Петя утих, сердито поглядел на доктора. Доктор сказал:
— Я извиняюсь, — надел порыжевшую от солнца фетровую шляпу и ушел.
Тетка проводила его и вернулась назад.
— Зачем кричать, не понимаю! — сказала она. — Вопрос сложный, криком здесь ничего не сделаешь. Надо успокоиться, а потом обсуждать. — Она набрала кубический метр воздуха в свою могучую зеленую грудь и, разом выпустив его на волю, решительно произнесла: — Я считаю, одно из двух: или дети, или всякие там общественные дела и общие собрания. Нужно выбирать…
Петя подошел к Вовке, осторожно потрогал его забинтованную голову и устало сказал:
— Эх ты, фокусник!
— А фокусники рогатые? — спросил Вовка.
— Вон ее спроси, — сказал Петя, показывая на Марью Давыдовну.
Она опять начала всхлипывать, нагнула голову и закрыла руками лицо. Петя прошелся по комнате, погладил свою лысину, подошел к ней, положил руку на ее затылок и покачал ее голову, заглядывая в лицо.
— Ну ладно, не пыли. Доктор сказал — благополучно? Значит, плакать нечего. Успокойся и давай обедать. Он у нас футболистом растет. Верно, Вовка?
— Правильно, — сказал Вовка. — Я буду левого края играть.

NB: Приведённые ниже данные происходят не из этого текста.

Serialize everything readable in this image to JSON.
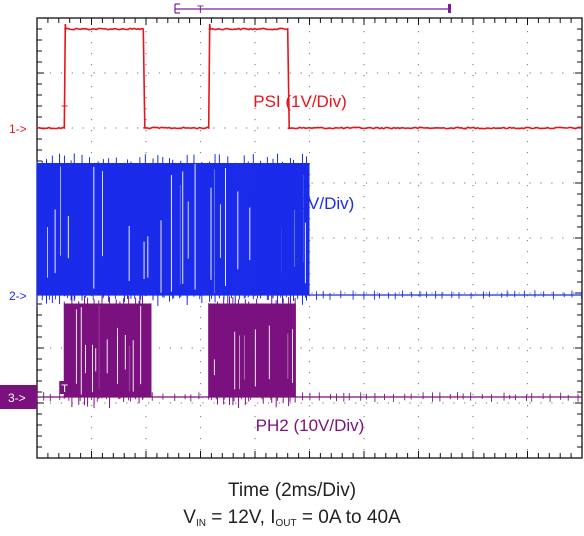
{
  "chart_data": {
    "type": "oscilloscope",
    "title": "",
    "xlabel": "Time  (2ms/Div)",
    "x_unit_per_div_ms": 2,
    "x_divisions": 10,
    "y_divisions": 8,
    "grid": true,
    "trigger_marker": "T",
    "colors": {
      "grid_frame": "#111111",
      "grid_dots": "#888888",
      "trigger_bar": "#7a1f9a"
    },
    "conditions": {
      "v_sym": "V",
      "v_sub": "IN",
      "v_eq": " = 12V, ",
      "i_sym": "I",
      "i_sub": "OUT",
      "i_eq": " = 0A to 40A"
    },
    "series": [
      {
        "channel_marker": "1->",
        "name": "PSI (1V/Div)",
        "color": "#e8141b",
        "scale_v_per_div": 1,
        "signal": "square",
        "low_v": 0,
        "high_v": 1.8,
        "transitions_ms": [
          {
            "t": 1.0,
            "to": "high"
          },
          {
            "t": 3.9,
            "to": "low"
          },
          {
            "t": 6.3,
            "to": "high"
          },
          {
            "t": 9.2,
            "to": "low"
          }
        ]
      },
      {
        "channel_marker": "2->",
        "name": "PH1 (10V/Div)",
        "color": "#1a2bea",
        "scale_v_per_div": 10,
        "signal": "switching",
        "low_v": 0,
        "high_v": 24,
        "switching_intervals_ms": [
          [
            0,
            10
          ]
        ]
      },
      {
        "channel_marker": "3->",
        "name": "PH2 (10V/Div)",
        "color": "#7b117e",
        "scale_v_per_div": 10,
        "signal": "switching",
        "low_v": 0,
        "high_v": 17,
        "switching_intervals_ms": [
          [
            1.0,
            4.2
          ],
          [
            6.3,
            9.5
          ]
        ]
      }
    ]
  }
}
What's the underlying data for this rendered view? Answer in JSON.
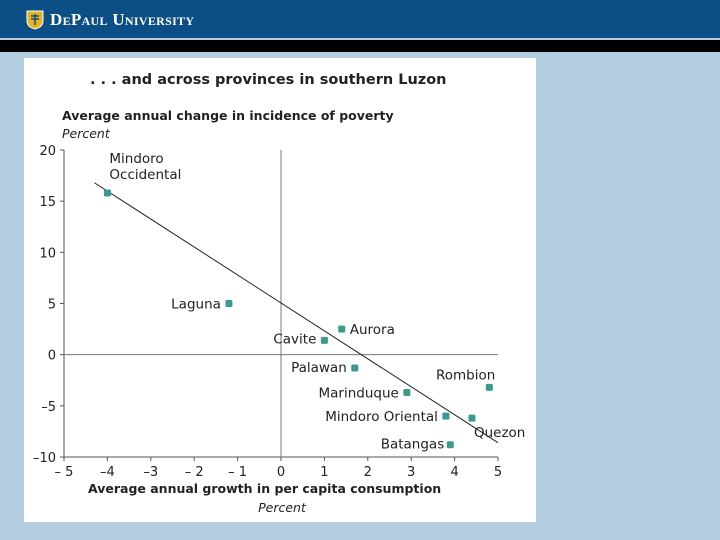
{
  "header": {
    "logo_text": "DePaul University",
    "brand_color": "#0b4f86"
  },
  "chart_data": {
    "type": "scatter",
    "title": ". . . and across provinces in southern Luzon",
    "ylabel": "Average annual change in incidence of poverty",
    "ylabel_unit": "Percent",
    "xlabel": "Average annual growth in per capita consumption",
    "xlabel_unit": "Percent",
    "xlim": [
      -5,
      5
    ],
    "ylim": [
      -10,
      20
    ],
    "xticks": [
      -5,
      -4,
      -3,
      -2,
      -1,
      0,
      1,
      2,
      3,
      4,
      5
    ],
    "xtick_labels": [
      "– 5",
      "–4",
      "–3",
      "– 2",
      "– 1",
      "0",
      "1",
      "2",
      "3",
      "4",
      "5"
    ],
    "yticks": [
      20,
      15,
      10,
      5,
      0,
      -5,
      -10
    ],
    "ytick_labels": [
      "20",
      "15",
      "10",
      "5",
      "0",
      "–5",
      "–10"
    ],
    "marker_color": "#3a9a8c",
    "points": [
      {
        "name": "Mindoro Occidental",
        "x": -4.0,
        "y": 15.8
      },
      {
        "name": "Laguna",
        "x": -1.2,
        "y": 5.0
      },
      {
        "name": "Aurora",
        "x": 1.4,
        "y": 2.5
      },
      {
        "name": "Cavite",
        "x": 1.0,
        "y": 1.4
      },
      {
        "name": "Palawan",
        "x": 1.7,
        "y": -1.3
      },
      {
        "name": "Rombion",
        "x": 4.8,
        "y": -3.2
      },
      {
        "name": "Marinduque",
        "x": 2.9,
        "y": -3.7
      },
      {
        "name": "Mindoro Oriental",
        "x": 3.8,
        "y": -6.0
      },
      {
        "name": "Quezon",
        "x": 4.4,
        "y": -6.2
      },
      {
        "name": "Batangas",
        "x": 3.9,
        "y": -8.8
      }
    ],
    "trendline": {
      "x": [
        -4.3,
        5.0
      ],
      "y": [
        16.8,
        -8.6
      ]
    }
  }
}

Петя пошел умываться, потом пришел назад и закричал Катеньке:
— Катюша, довольно хандрить, иди телятину кушать!
— Петя, — робко сказала Марья Давыдовна, — телятины не будет. Из-за этой истории мы о ней забыли.

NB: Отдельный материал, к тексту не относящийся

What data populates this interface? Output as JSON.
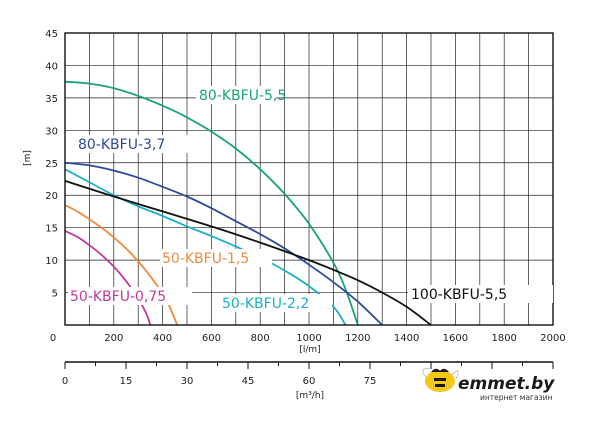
{
  "chart_data": {
    "type": "line",
    "xlabel": "[l/m]",
    "ylabel": "[m]",
    "xlim": [
      0,
      2000
    ],
    "ylim": [
      0,
      45
    ],
    "x_ticks": [
      0,
      200,
      400,
      600,
      800,
      1000,
      1200,
      1400,
      1600,
      1800,
      2000
    ],
    "y_ticks": [
      0,
      5,
      10,
      15,
      20,
      25,
      30,
      35,
      40,
      45
    ],
    "grid": true,
    "secondary_x_axis": {
      "label": "[m³/h]",
      "ticks": [
        0,
        15,
        30,
        45,
        60,
        75
      ],
      "lim": [
        0,
        120
      ]
    },
    "series": [
      {
        "name": "80-KBFU-5,5",
        "color": "#1aa56e",
        "x": [
          0,
          100,
          200,
          300,
          400,
          500,
          600,
          700,
          800,
          900,
          1000,
          1100,
          1150,
          1200
        ],
        "y": [
          37.5,
          37.2,
          36.5,
          35.3,
          33.8,
          32.0,
          29.8,
          27.2,
          24.0,
          20.2,
          15.6,
          9.6,
          5.5,
          0
        ]
      },
      {
        "name": "80-KBFU-3,7",
        "color": "#2e4a9c",
        "x": [
          0,
          100,
          200,
          300,
          400,
          500,
          600,
          700,
          800,
          900,
          1000,
          1100,
          1200,
          1300
        ],
        "y": [
          25.0,
          24.6,
          23.8,
          22.7,
          21.3,
          19.8,
          18.0,
          16.0,
          14.0,
          11.8,
          9.3,
          6.6,
          3.6,
          0
        ]
      },
      {
        "name": "50-KBFU-2,2",
        "color": "#1bb0c8",
        "x": [
          0,
          100,
          200,
          300,
          400,
          500,
          600,
          700,
          800,
          900,
          1000,
          1100,
          1150
        ],
        "y": [
          24.0,
          22.0,
          20.0,
          18.3,
          16.8,
          15.2,
          13.7,
          12.1,
          10.4,
          8.4,
          6.0,
          2.8,
          0
        ]
      },
      {
        "name": "100-KBFU-5,5",
        "color": "#111111",
        "x": [
          0,
          200,
          400,
          600,
          800,
          1000,
          1100,
          1200,
          1300,
          1400,
          1500
        ],
        "y": [
          22.2,
          19.8,
          17.5,
          15.2,
          12.7,
          10.0,
          8.5,
          6.9,
          5.0,
          2.8,
          0
        ]
      },
      {
        "name": "50-KBFU-1,5",
        "color": "#f08a3c",
        "x": [
          0,
          50,
          100,
          150,
          200,
          250,
          300,
          350,
          400,
          430,
          460
        ],
        "y": [
          18.5,
          17.5,
          16.3,
          15.0,
          13.5,
          11.8,
          9.8,
          7.5,
          4.8,
          2.7,
          0
        ]
      },
      {
        "name": "50-KBFU-0,75",
        "color": "#c23a94",
        "x": [
          0,
          50,
          100,
          150,
          200,
          250,
          300,
          330,
          350
        ],
        "y": [
          14.5,
          13.6,
          12.3,
          10.8,
          9.0,
          6.8,
          4.0,
          2.0,
          0
        ]
      }
    ]
  },
  "labels": {
    "s80_55": "80-KBFU-5,5",
    "s80_37": "80-KBFU-3,7",
    "s50_15": "50-KBFU-1,5",
    "s50_22": "50-KBFU-2,2",
    "s100_55": "100-KBFU-5,5",
    "s50_075": "50-KBFU-0,75"
  },
  "logo": {
    "text": "emmet.by",
    "subtitle": "интернет магазин",
    "colors": {
      "bee_yellow": "#f3c61a",
      "bee_black": "#1a1a1a"
    }
  }
}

— Как забыли? — испугался Петя. — Забыли о телятине? А что мы будем есть?
— Мне кажется, тебя это больше испугало, чем Вовка, — сказала Марья Давыдовна.
— Много ты понимаешь в человеческих чувствах! — рассердился Петя. — Человек целый день ни черта не жрал.
— Убийственно! Сходил бы в столовку на заводе.
— Ты ничего не понимаешь. Я от голода не умирал. Что с тобой говорить! — С отчаянием Петя взмахнул рукой. — Меня опять затащил к себе твой папаша и показывал лопату и опять лез в пузырь… Тут разговор особый. А вот сюда я ехал — о телячьей ноге мечтал. Ведь она испортится теперь, телятина.
— Не испортится, — сказала тетка. — Телятина в погребе, на льду.
— Значит, ты опять ссорился с папой? — спросила Марья Давыдовна.